Tuesday Jan 31st 2007
Our next city is Redding, California about 3 hours north of Vacaville. Driving I start talking note of the small towns that we pass:
Yolo,
Zamora
Arbuckle
Willows
Artois
Coming ( a very satisfied town)
Gerber
Proberta
Narnia
Red Bluff
Girvand
Redding
We arrive pretty late, put our bags into the room and look for something open, to quench our thirst. Across the street is a 24 hour Casino. Inside on the right is a bar with about 10 people, mostly hip kids in their Dickey uniformity, but somehow not quite right, like the kid with tattoos a Dickey hat and jacket, regulation facial side burns, but light blue jeans and puffy white skater shoes. Leaning against the bar is a larger woman with an orange dress and red scarf around her neck. She is droaning a slowed down power balad Karaoke version of Whitesnake. We walk further back into the "Casino" looking for the casino. In the back there are about 4 poker tables and two are full. Here to things seem scripted, the two younger men in proscribed goatees smoking cheap cigars, the woman leaning back in a black ill fitting dress showing the obligatory clevage and cheap perfume. Here they are big rollers, sitting in torn fake leather chairs, thread bare tables and dreams of a different life.
We go back to the bar and get a few drinks and the same woman is singing Karaoke. We go to the patio to have a smoke. A thirty something, leather faced but once attractive woman comes out and sits at the table across from us. She comments on our suits and asks what we do. She tells us that jeans would work better in Redding than suits. I notice that her shirt says Misiltoe. I ask her if I am under the misiltoe where do I kiss." She gives us a blank look and then we have to explain her shirt to her. She still doesn't get it.

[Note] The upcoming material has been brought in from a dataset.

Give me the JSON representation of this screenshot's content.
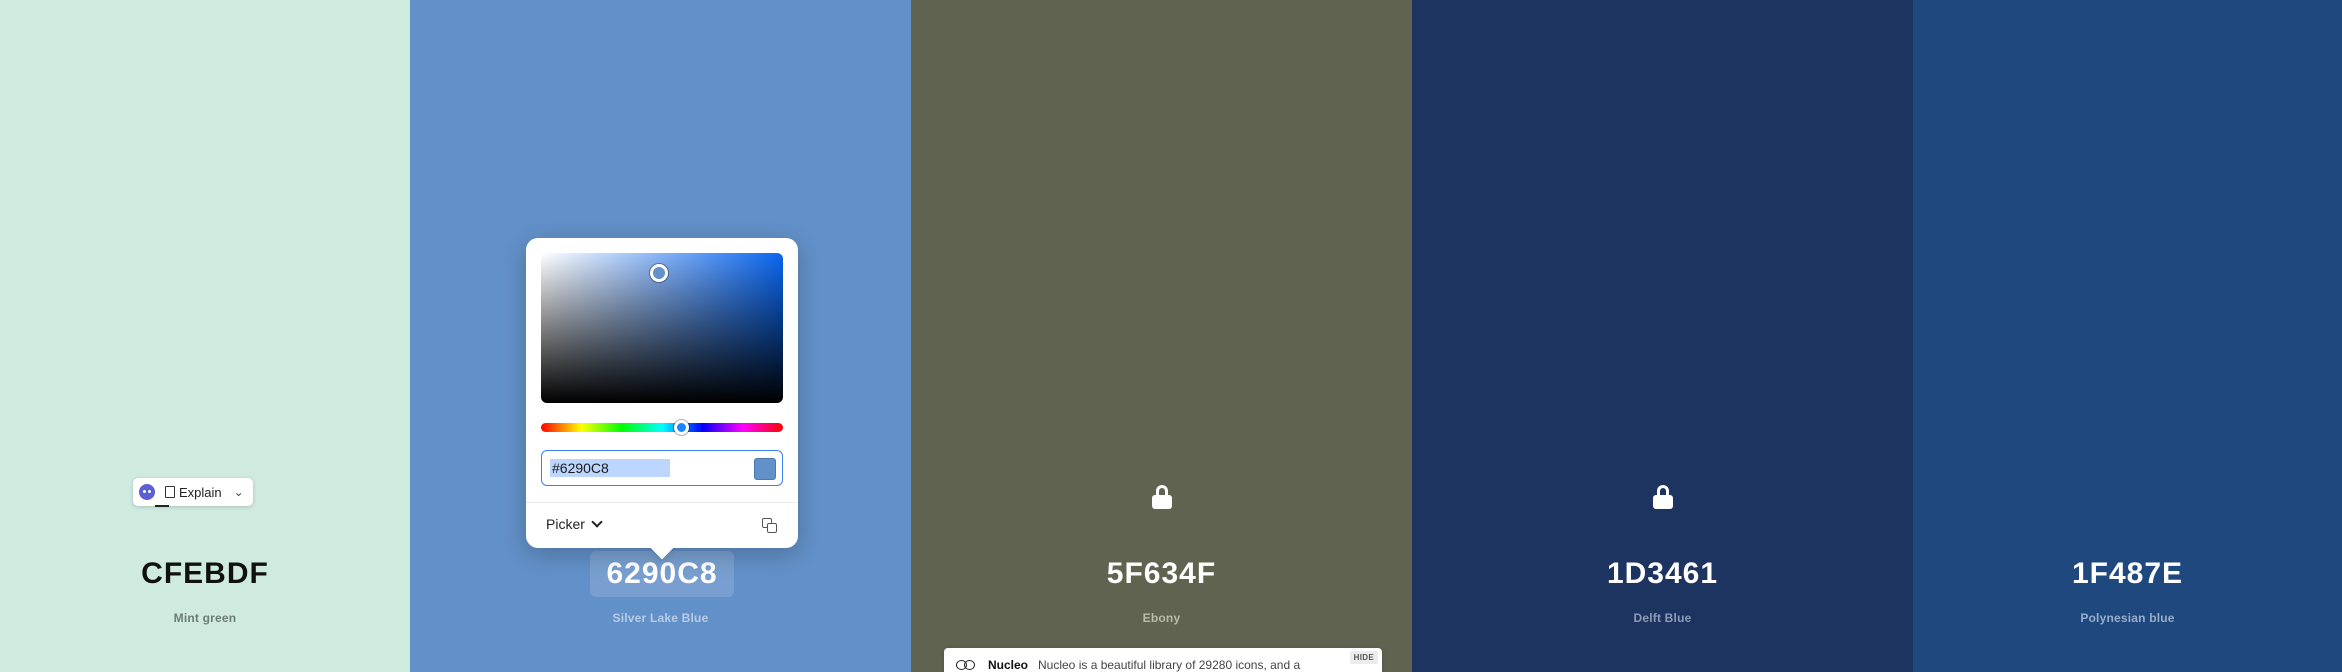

She goes on talking and talking about real estate, and her voice became a frustration of flies buzzing in our ears.
We leave the bar, walking past the same woman singing yet another dirge of some popular hit and walk out into the night air.
Wednesday
During the seminar there is a lot of down time for us as the presenter goes through his sales pitch. I am reading Helene Cixous and amazing writer and feminist theorist.

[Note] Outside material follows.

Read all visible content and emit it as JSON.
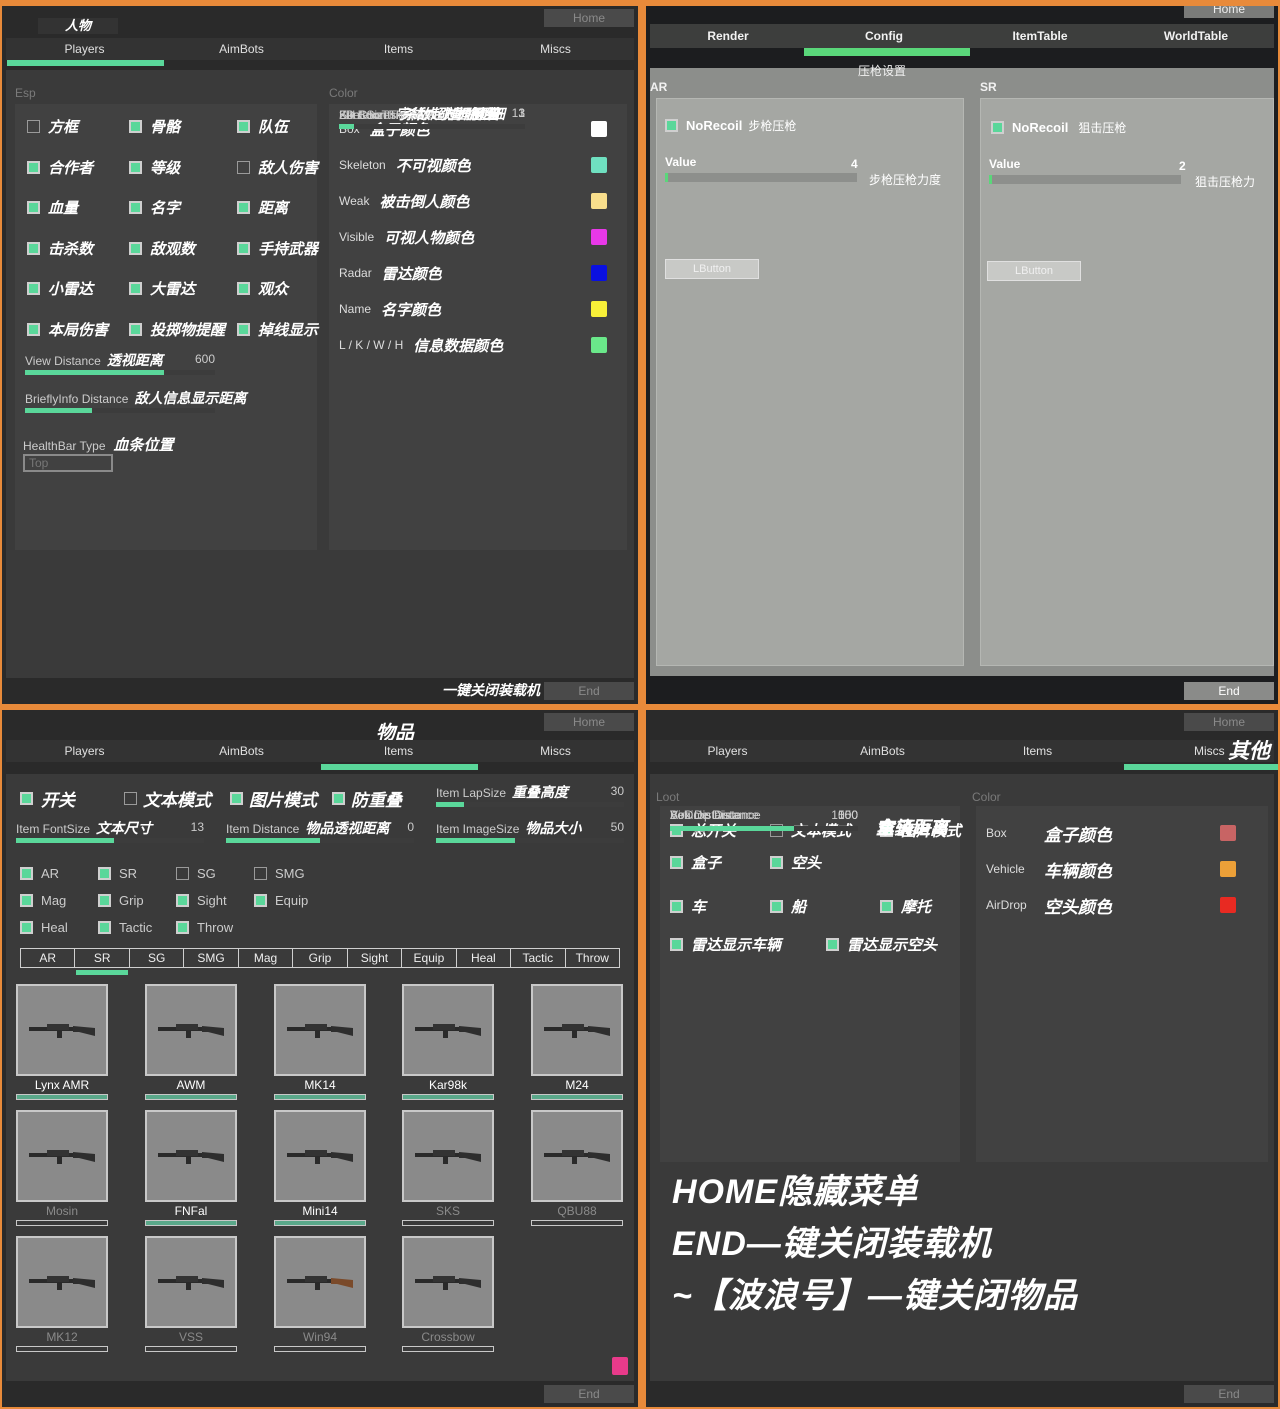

" We are criminals and we do not know how to express or prove that we are criminals. The problem is, as criminals we were recognized as such, we would have to pay for the crime. Yet if we paid, the crime would disappear and our debt wiped out.
We must keep our crime safe, to avoid the terrible fate of being forgiven."
Helene Cixous
This seminar is larger than usual and it makes it harder to make connections with people. One man says he is a writer and his book is in its tenth printing. I am curious about this book. He tells me that it is a book about financial independence through window washing. Books on window washing sell more than poetry in the US. America, a country not of poets, but of Bankers and Window Washers!

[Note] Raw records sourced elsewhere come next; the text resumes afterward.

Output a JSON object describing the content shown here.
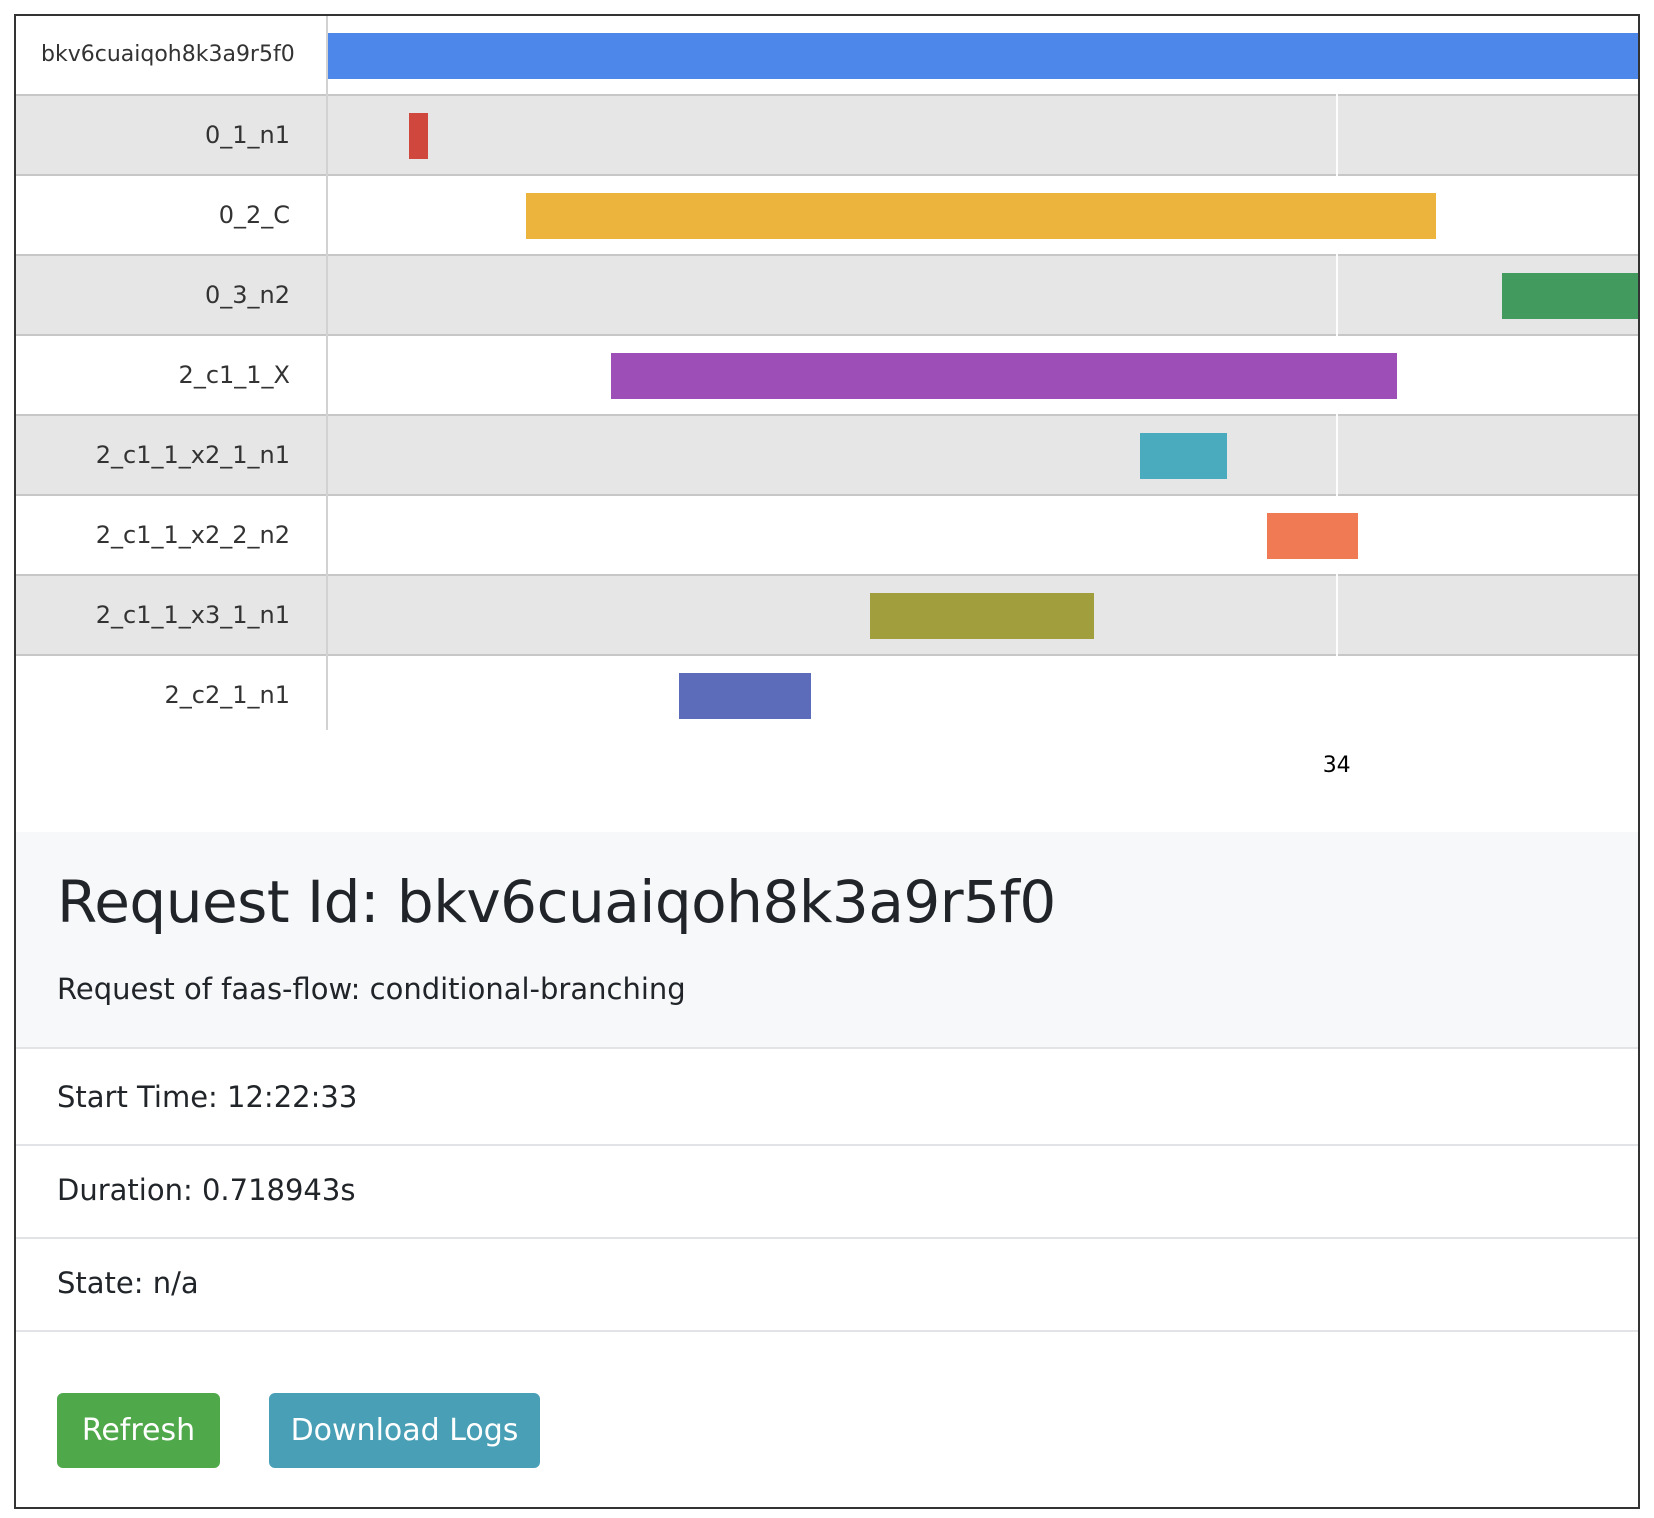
{
  "timeline": {
    "rows": [
      {
        "label": "bkv6cuaiqoh8k3a9r5f0",
        "color": "#4e87ea",
        "start": 0.0,
        "end": 1.0
      },
      {
        "label": "0_1_n1",
        "color": "#d0483d",
        "start": 0.062,
        "end": 0.076
      },
      {
        "label": "0_2_C",
        "color": "#ecb33d",
        "start": 0.151,
        "end": 0.846
      },
      {
        "label": "0_3_n2",
        "color": "#439a5f",
        "start": 0.896,
        "end": 1.0
      },
      {
        "label": "2_c1_1_X",
        "color": "#9d4fb7",
        "start": 0.216,
        "end": 0.816
      },
      {
        "label": "2_c1_1_x2_1_n1",
        "color": "#4aabbf",
        "start": 0.62,
        "end": 0.686
      },
      {
        "label": "2_c1_1_x2_2_n2",
        "color": "#ef7a53",
        "start": 0.717,
        "end": 0.786
      },
      {
        "label": "2_c1_1_x3_1_n1",
        "color": "#a19e3d",
        "start": 0.414,
        "end": 0.585
      },
      {
        "label": "2_c2_1_n1",
        "color": "#5d6bbb",
        "start": 0.268,
        "end": 0.369
      }
    ],
    "ticks": [
      {
        "label": "34",
        "pos": 0.77
      }
    ]
  },
  "request": {
    "title": "Request Id: bkv6cuaiqoh8k3a9r5f0",
    "subtitle": "Request of faas-flow: conditional-branching",
    "start_time": "Start Time: 12:22:33",
    "duration": "Duration: 0.718943s",
    "state": "State: n/a"
  },
  "buttons": {
    "refresh": "Refresh",
    "download_logs": "Download Logs"
  }
}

I am also reading Book of Sketches by Keroauc and decide to write one of my own.
Late morning
Red lion
Hotel Parking
Redding, California
Staring at Big Ass
Gas station sign
Orange &
Blue 76.
And the stretched
Out brown line horizon.
Electrical
Tower arms
stretched out
forty feet,
Farther out
Old White
Volcano
Shasta
Stares back.
The seminar ends and Mykul wants to stop by at Chico where he used to live and go to school. Chico is college town and is known as a party school.
In Chico we park and hang out at a locals coffee shop. The town is mostly dead. Mykul finds out that we missed an open mic poetry reading by 30 min, we bow our heads. While we are sitting there, three hybrid hippie/skaters come up to us and start talking. One is dancing on some kind of stilts. They ask Mykul for rolling papers and start rolling a few joints. One of the kid is a magician and starts doing tricks for us.
Mykul has some friends that live near by so go see if we can hook up with them. They have a good time talking about old times and catching up. The guys are smart and we talk and laugh about topics from Korean culture, Poe, Andrew's horrible Texas accent when he tries to speak Japanese. Andrew tells us of a short cut back to Sacramento and we leave about 2 am. Our flight leaves at 6:30am so its another departure day without sleep.
The drive is down a state road past working orchards. The moon is half full and lights the bare trees. There are patches of fog across the road and in the fields. These feel like the true field of dreams where the dead wander at night hidding behind trees as our headlights come to view. Here they hunt for fading memories of the living, among the roots of bare fruit trees and give off their sad light of longing.
Almost to airport, we can't stay awake so sleep at a rest stop. We wake up two hours later and meet the rest of the team curbside. We land in Salt Lake City and the only thing we can think of is sleep.